Il péte les plombs et j'hésite à le laisser finir. Il s'agite en parlant, il jure. Me raconte que le feu boutait de partout.

- Je n'arrivais plus à respirer. J'ai essayé de le tirer jusqu'à la porte mais je n'avais plus la force et je suis tombé, mon père s'est enflammé comme une torche. Et tu sais ce que j'ai vu Sarah? Il s'est relévé en hurlant. Il s'est relévé en hurlant et en courant à travers les flammes.

Ma main plaquée sur la bouche, j'imagine la scène qu'il a dû vivre. C'est affreux et je crois que rien ne pourra lui enlever ces images de la tête.

- J'ai reculé quand il s'est approché de moi et les flammes derrière moi m'ont eues.

- Arrête.

- Je brûlais Sarah. J'ai hurlé. Cette douleur était la pire que j'ai jamais eue. J'ai cru que j'allais crever. J'ai souhaité crever! 

- Arrêtes.

Il se tait enfin quant à moi, je ne veux pas en savoir plus pour le moment. L'imaginer dans cet incendie me tue. Les images qu'il décrit sont insoutenables.
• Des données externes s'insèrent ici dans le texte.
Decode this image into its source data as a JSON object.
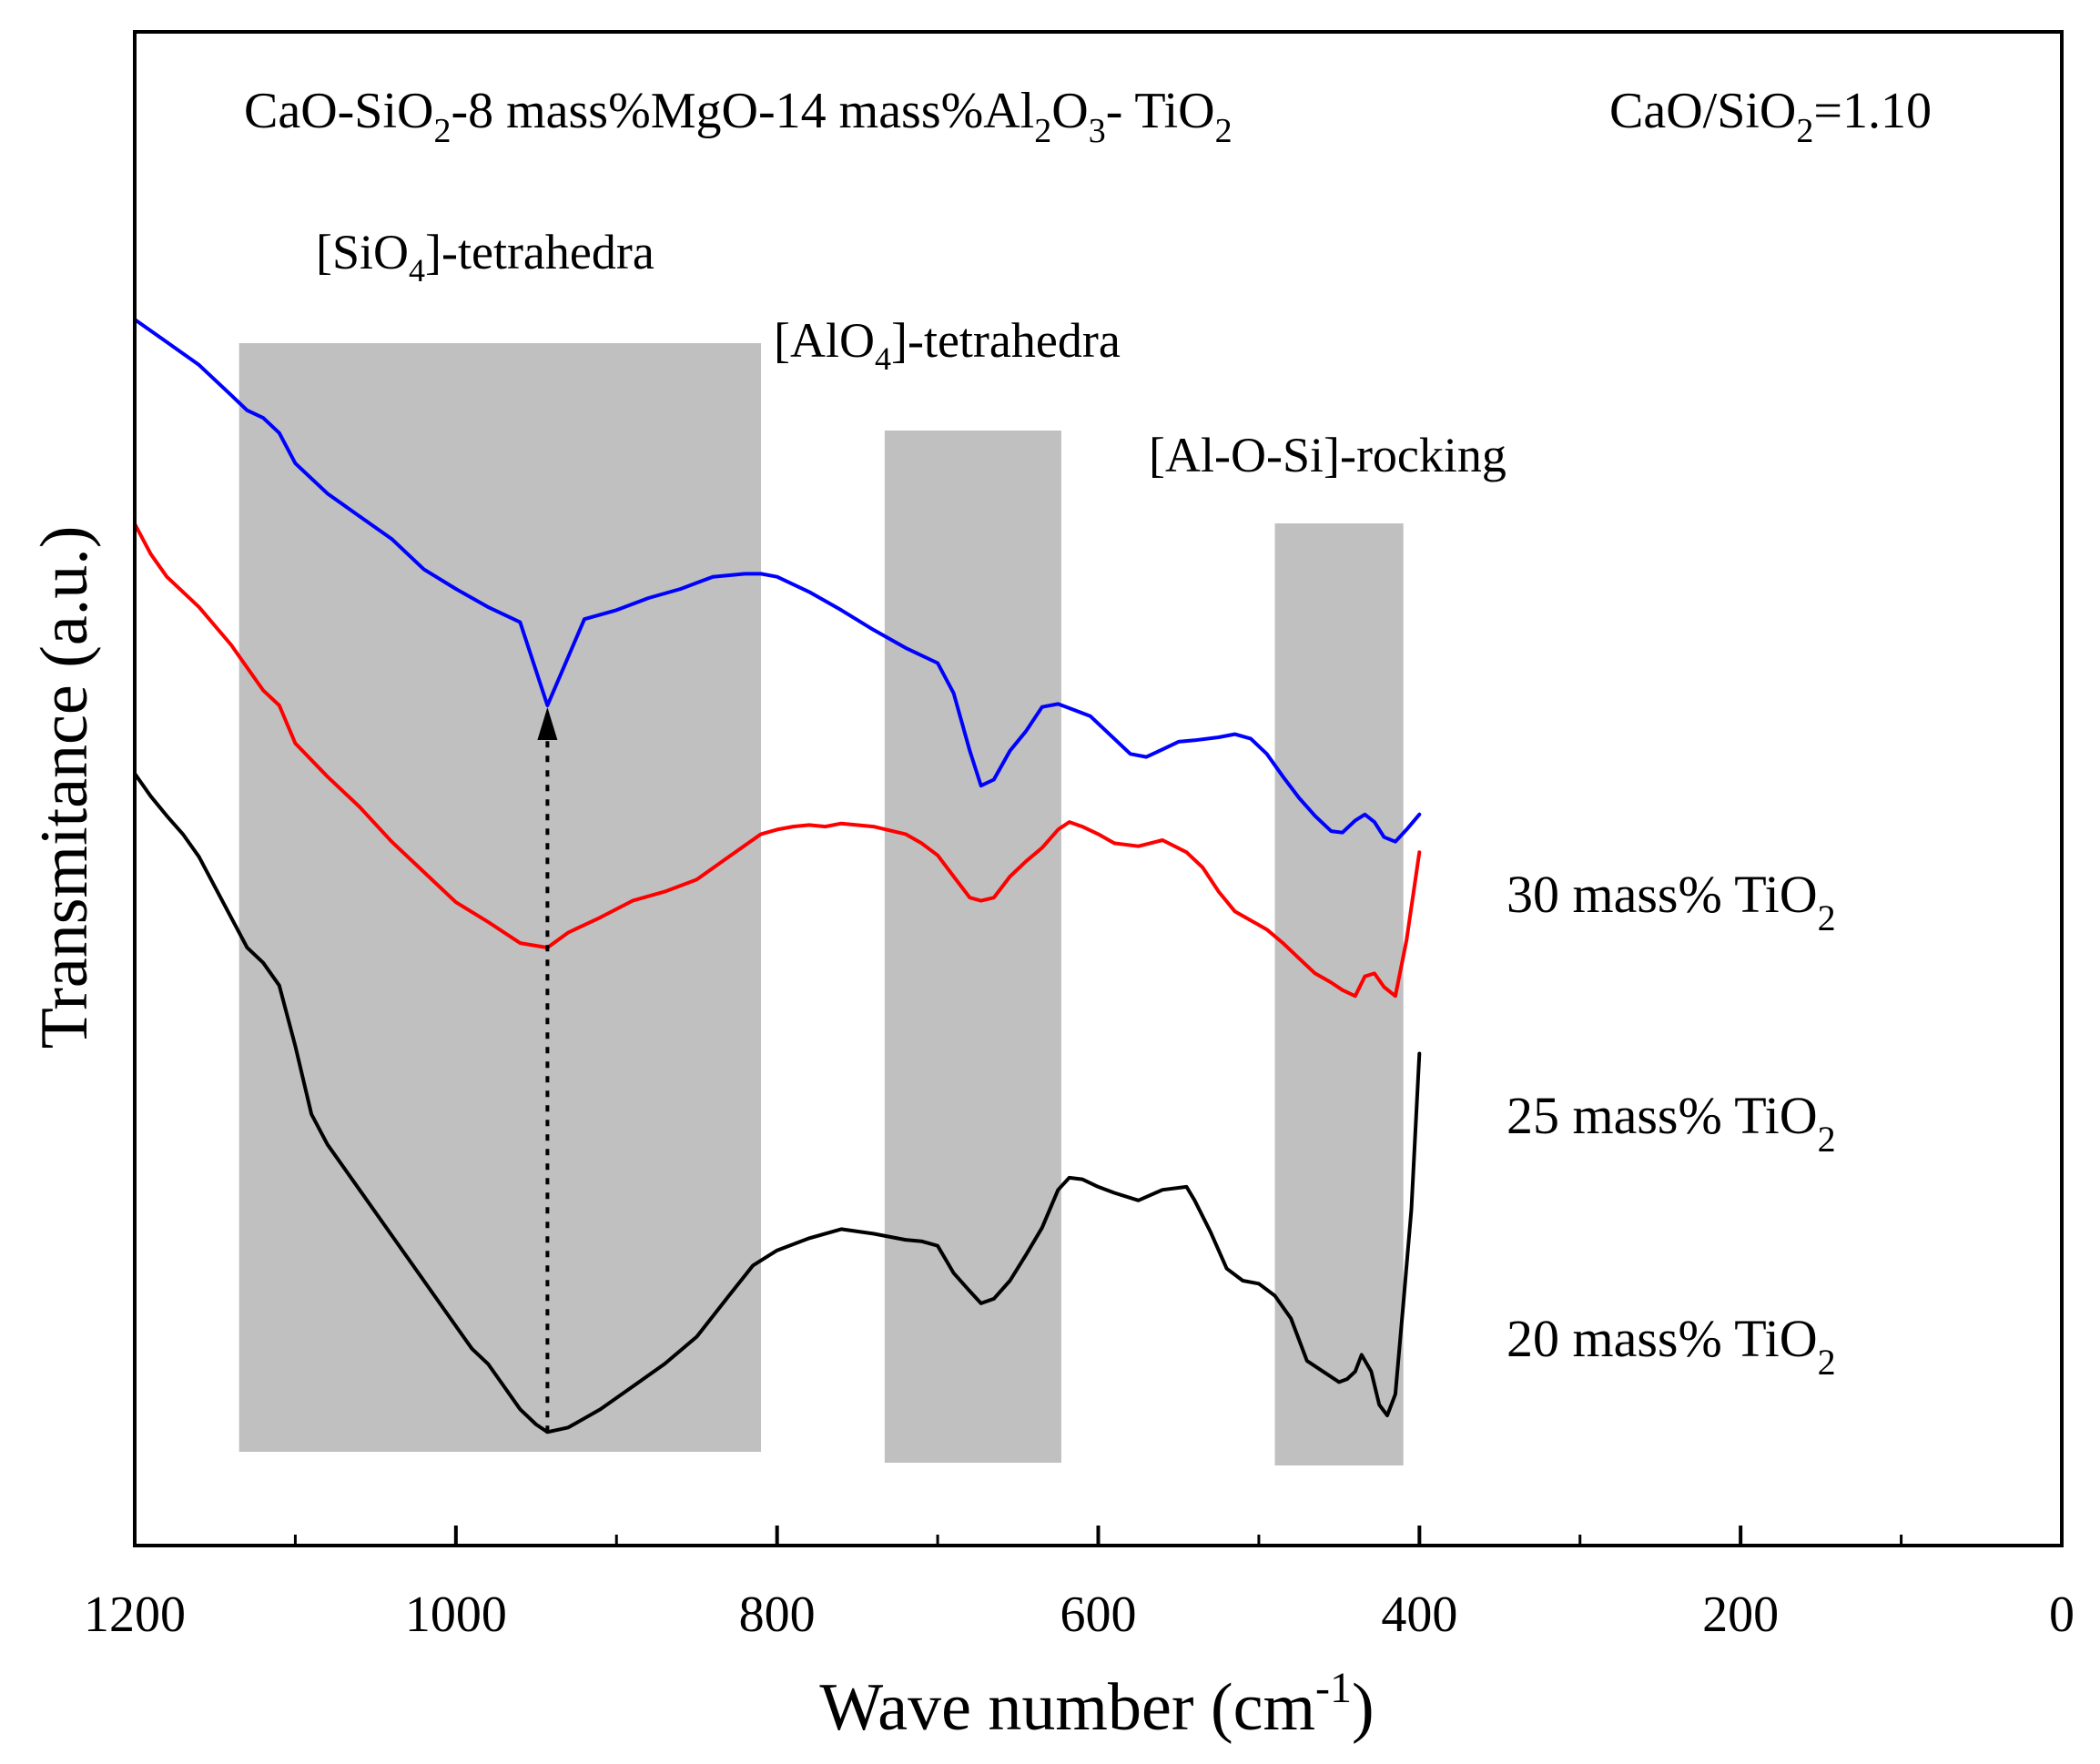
{
  "chart_data": {
    "type": "line",
    "title_parts": {
      "t1": "CaO-SiO",
      "s1": "2",
      "t2": "-8 mass%MgO-14 mass%Al",
      "s2": "2",
      "t3": "O",
      "s3": "3",
      "t4": "- TiO",
      "s4": "2"
    },
    "ratio_parts": {
      "t1": "CaO/SiO",
      "s1": "2",
      "t2": "=1.10"
    },
    "xlabel_main": "Wave number (cm",
    "xlabel_sup": "-1",
    "xlabel_close": ")",
    "ylabel": "Transmitance (a.u.)",
    "xlim": [
      1200,
      0
    ],
    "ylim": [
      0,
      100
    ],
    "x_ticks": [
      "1200",
      "1000",
      "800",
      "600",
      "400",
      "200",
      "0"
    ],
    "grid": false,
    "bands": [
      {
        "label": "[SiO4]-tetrahedra",
        "label_main": "[SiO",
        "label_sub": "4",
        "label_end": "]-tetrahedra",
        "x_from": 1135,
        "x_to": 810,
        "color": "#c0c0c0"
      },
      {
        "label": "[AlO4]-tetrahedra",
        "label_main": "[AlO",
        "label_sub": "4",
        "label_end": "]-tetrahedra",
        "x_from": 733,
        "x_to": 623,
        "color": "#c0c0c0"
      },
      {
        "label": "[Al-O-Si]-rocking",
        "label_main": "[Al-O-Si]-rocking",
        "label_sub": "",
        "label_end": "",
        "x_from": 490,
        "x_to": 410,
        "color": "#c0c0c0"
      }
    ],
    "arrow": {
      "x": 943,
      "y_from": 7.5,
      "y_to": 55.5,
      "style": "dotted"
    },
    "series": [
      {
        "name": "30 mass% TiO2",
        "label_main": "30 mass% TiO",
        "label_sub": "2",
        "color": "#0000ff",
        "x": [
          1200,
          1180,
          1160,
          1140,
          1130,
          1120,
          1110,
          1100,
          1080,
          1060,
          1040,
          1020,
          1000,
          980,
          960,
          943,
          920,
          900,
          880,
          860,
          840,
          820,
          810,
          800,
          780,
          760,
          740,
          720,
          700,
          690,
          680,
          673,
          665,
          655,
          645,
          635,
          625,
          615,
          605,
          595,
          580,
          570,
          560,
          550,
          540,
          525,
          515,
          505,
          495,
          485,
          475,
          465,
          455,
          448,
          440,
          434,
          428,
          422,
          415,
          408,
          400
        ],
        "y": [
          81,
          79.5,
          78,
          76,
          75,
          74.5,
          73.5,
          71.5,
          69.5,
          68,
          66.5,
          64.5,
          63.2,
          62,
          61,
          55.5,
          61.2,
          61.8,
          62.6,
          63.2,
          64,
          64.2,
          64.2,
          64,
          63,
          61.8,
          60.5,
          59.3,
          58.3,
          56.3,
          52.5,
          50.2,
          50.6,
          52.5,
          53.8,
          55.4,
          55.6,
          55.2,
          54.8,
          53.8,
          52.3,
          52.1,
          52.6,
          53.1,
          53.2,
          53.4,
          53.6,
          53.3,
          52.3,
          50.8,
          49.4,
          48.2,
          47.2,
          47.1,
          47.9,
          48.3,
          47.8,
          46.8,
          46.5,
          47.3,
          48.3
        ]
      },
      {
        "name": "25 mass% TiO2",
        "label_main": "25 mass% TiO",
        "label_sub": "2",
        "color": "#ff0000",
        "x": [
          1200,
          1190,
          1180,
          1160,
          1140,
          1120,
          1110,
          1100,
          1080,
          1060,
          1040,
          1020,
          1000,
          980,
          960,
          943,
          930,
          910,
          890,
          870,
          850,
          830,
          810,
          800,
          790,
          780,
          770,
          760,
          740,
          720,
          710,
          700,
          690,
          680,
          673,
          665,
          655,
          645,
          635,
          625,
          618,
          610,
          600,
          590,
          575,
          560,
          545,
          535,
          525,
          515,
          505,
          495,
          485,
          475,
          465,
          455,
          448,
          440,
          434,
          428,
          422,
          415,
          408,
          400
        ],
        "y": [
          67.5,
          65.5,
          64,
          62,
          59.5,
          56.5,
          55.5,
          53,
          50.8,
          48.8,
          46.5,
          44.5,
          42.5,
          41.2,
          39.8,
          39.5,
          40.5,
          41.5,
          42.6,
          43.2,
          44,
          45.5,
          47,
          47.3,
          47.5,
          47.6,
          47.5,
          47.7,
          47.5,
          47,
          46.4,
          45.6,
          44.2,
          42.8,
          42.6,
          42.8,
          44.2,
          45.2,
          46.1,
          47.3,
          47.8,
          47.5,
          47,
          46.4,
          46.2,
          46.6,
          45.8,
          44.8,
          43.2,
          41.9,
          41.3,
          40.7,
          39.8,
          38.8,
          37.8,
          37.2,
          36.7,
          36.3,
          37.6,
          37.8,
          36.9,
          36.3,
          40,
          45.8
        ]
      },
      {
        "name": "20 mass% TiO2",
        "label_main": "20 mass% TiO",
        "label_sub": "2",
        "color": "#000000",
        "x": [
          1200,
          1190,
          1180,
          1170,
          1160,
          1150,
          1140,
          1130,
          1120,
          1110,
          1100,
          1090,
          1080,
          1060,
          1040,
          1020,
          1000,
          990,
          980,
          970,
          960,
          950,
          943,
          930,
          910,
          890,
          870,
          850,
          830,
          815,
          800,
          780,
          760,
          740,
          720,
          710,
          700,
          690,
          680,
          673,
          665,
          655,
          645,
          635,
          625,
          618,
          610,
          600,
          590,
          575,
          560,
          545,
          540,
          530,
          520,
          510,
          500,
          490,
          480,
          470,
          460,
          450,
          445,
          440,
          436,
          430,
          425,
          420,
          415,
          410,
          405,
          400
        ],
        "y": [
          51,
          49.5,
          48.2,
          47,
          45.5,
          43.5,
          41.5,
          39.5,
          38.5,
          37,
          33,
          28.5,
          26.5,
          23.5,
          20.5,
          17.5,
          14.5,
          13,
          12,
          10.5,
          9,
          8,
          7.5,
          7.8,
          9,
          10.5,
          12,
          13.8,
          16.5,
          18.5,
          19.5,
          20.3,
          20.9,
          20.6,
          20.2,
          20.1,
          19.8,
          18,
          16.8,
          16,
          16.3,
          17.5,
          19.2,
          21,
          23.5,
          24.3,
          24.2,
          23.7,
          23.3,
          22.8,
          23.5,
          23.7,
          22.8,
          20.7,
          18.3,
          17.5,
          17.3,
          16.5,
          15,
          12.2,
          11.5,
          10.8,
          11,
          11.5,
          12.6,
          11.5,
          9.3,
          8.6,
          10,
          16,
          22.2,
          32.5
        ]
      }
    ]
  }
}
Je me lève de mon fauteuil et fonce dans ses bras pour étouffer mes sanglots. Son torse se souléve et descend au gré de sa respiration haletante. Il doit se calmer, essayer de revenir au moment présent, avec moi. Il est dans un état second et je peux sentir ses larmes dévaler sur mon front. Je voudrais tant lui effacer tous ces laids souvenirs, toutes ces affreuses images de la tête. Mais je ne peux pas, la seule chose que je puisse faire est d'être là pour lui.